薩爾瓦多·加西亞於2004年和2008年分別在西班牙格拉納達大學獲得計算機科學學士學位和博士學位。他目前是西班牙格拉納達大學計算機科學與人工智慧系的副教授。加西亞博士在國際期刊上發表了超過80篇論文(其中超過60篇在Q1期刊),h-index為43,並在國際會議論文集中發表了超過60篇論文(數據來自Web of Science)。他在“混合智能系統”、“智能系統設計與應用”以及“國際神經網絡聯合會議”等會議上組織了幾個與資料預處理和進化學習相關的特別會議和研討會。他與多個常規國際會議的國際程序委員會和組織委員會有關聯,包括IEEE CEC、ICPR、ICDM、IJCAI等。作為編輯活動,他共同編輯了兩個國際期刊的特刊,並擔任“資訊融合”(Elsevier)、“群體與進化計算”(Elsevier)和“人工智慧通訊”(IOS Press)期刊的副編輯,並擔任國際期刊“人工智慧進展”(Springer)的共同主編。他是《資料探勘中的資料預處理》和《從不平衡資料集學習》兩本書的共同作者,這些書籍由Springer出版。他的研究興趣包括資料科學、資料預處理、大數據、進化學習、深度學習、元啟發式和生物識別技術。
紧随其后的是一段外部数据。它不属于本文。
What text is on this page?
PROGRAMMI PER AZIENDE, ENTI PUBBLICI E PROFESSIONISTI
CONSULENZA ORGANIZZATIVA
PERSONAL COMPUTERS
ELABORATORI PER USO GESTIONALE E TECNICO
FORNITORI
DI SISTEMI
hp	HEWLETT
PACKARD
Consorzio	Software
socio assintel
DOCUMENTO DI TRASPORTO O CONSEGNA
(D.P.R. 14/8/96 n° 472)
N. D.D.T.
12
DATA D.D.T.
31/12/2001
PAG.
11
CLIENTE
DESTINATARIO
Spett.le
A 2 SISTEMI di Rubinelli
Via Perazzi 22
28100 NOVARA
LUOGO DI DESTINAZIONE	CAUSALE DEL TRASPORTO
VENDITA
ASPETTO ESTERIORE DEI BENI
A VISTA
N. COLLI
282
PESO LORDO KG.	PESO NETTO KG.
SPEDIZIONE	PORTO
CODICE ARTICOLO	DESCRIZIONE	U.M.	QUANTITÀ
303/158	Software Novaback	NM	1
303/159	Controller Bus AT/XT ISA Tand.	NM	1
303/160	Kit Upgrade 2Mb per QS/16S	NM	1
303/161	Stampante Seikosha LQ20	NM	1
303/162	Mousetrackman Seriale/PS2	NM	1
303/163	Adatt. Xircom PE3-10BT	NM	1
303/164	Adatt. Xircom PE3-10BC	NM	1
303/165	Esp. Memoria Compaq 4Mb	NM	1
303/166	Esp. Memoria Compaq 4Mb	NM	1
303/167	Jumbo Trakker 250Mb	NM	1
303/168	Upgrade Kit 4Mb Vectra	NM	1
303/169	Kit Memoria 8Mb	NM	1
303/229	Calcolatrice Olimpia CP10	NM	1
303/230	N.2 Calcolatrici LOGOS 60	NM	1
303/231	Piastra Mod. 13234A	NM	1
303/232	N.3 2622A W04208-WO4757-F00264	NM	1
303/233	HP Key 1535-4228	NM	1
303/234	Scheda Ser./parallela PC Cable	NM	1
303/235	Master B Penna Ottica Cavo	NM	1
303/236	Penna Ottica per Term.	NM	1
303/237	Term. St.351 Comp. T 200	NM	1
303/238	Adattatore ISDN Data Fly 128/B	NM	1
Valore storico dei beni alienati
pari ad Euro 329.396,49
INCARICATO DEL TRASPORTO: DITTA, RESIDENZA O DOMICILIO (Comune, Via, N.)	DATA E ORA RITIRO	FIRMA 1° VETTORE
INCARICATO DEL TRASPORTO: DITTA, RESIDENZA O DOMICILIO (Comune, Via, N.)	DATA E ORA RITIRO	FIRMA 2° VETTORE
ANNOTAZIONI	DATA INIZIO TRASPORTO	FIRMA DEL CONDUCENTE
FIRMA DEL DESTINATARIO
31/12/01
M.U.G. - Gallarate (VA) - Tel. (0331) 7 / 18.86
弗朗西斯科·埃雷拉(SM'15)於1988年獲得數學碩士學位,1991年獲得數學博士學位,均來自西班牙格拉納達大學。他目前是西班牙格拉納達大學計算機科學與人工智慧系的教授,並擔任DaSCI研究所(安達盧西亞資料科學與計算智慧研究所)主任。他曾指導44名博士生。他發表了超過400篇期刊論文,獲得超過66000次引用(Google Scholar,h-index 132)。他是《遺傳模糊系統》(World Scientific,2001年)和《資料探勘中的資料預處理》(Springer,2015年)、《2元語言模型:在決策中使用詞語計算》(Springer,2015年)、《多標籤分類:問題分析、度量和技術》(Springer,2016年)、《多實例學習:基礎與演算法》(Springer,2016年)以及《從不平衡資料集學習》(Springer,2018年)等書籍的共同作者。他目前擔任國際期刊《資訊融合》(Elsevier)和《人工智慧進展》(Springer)的主編,並擔任十幾本期刊的編輯委員。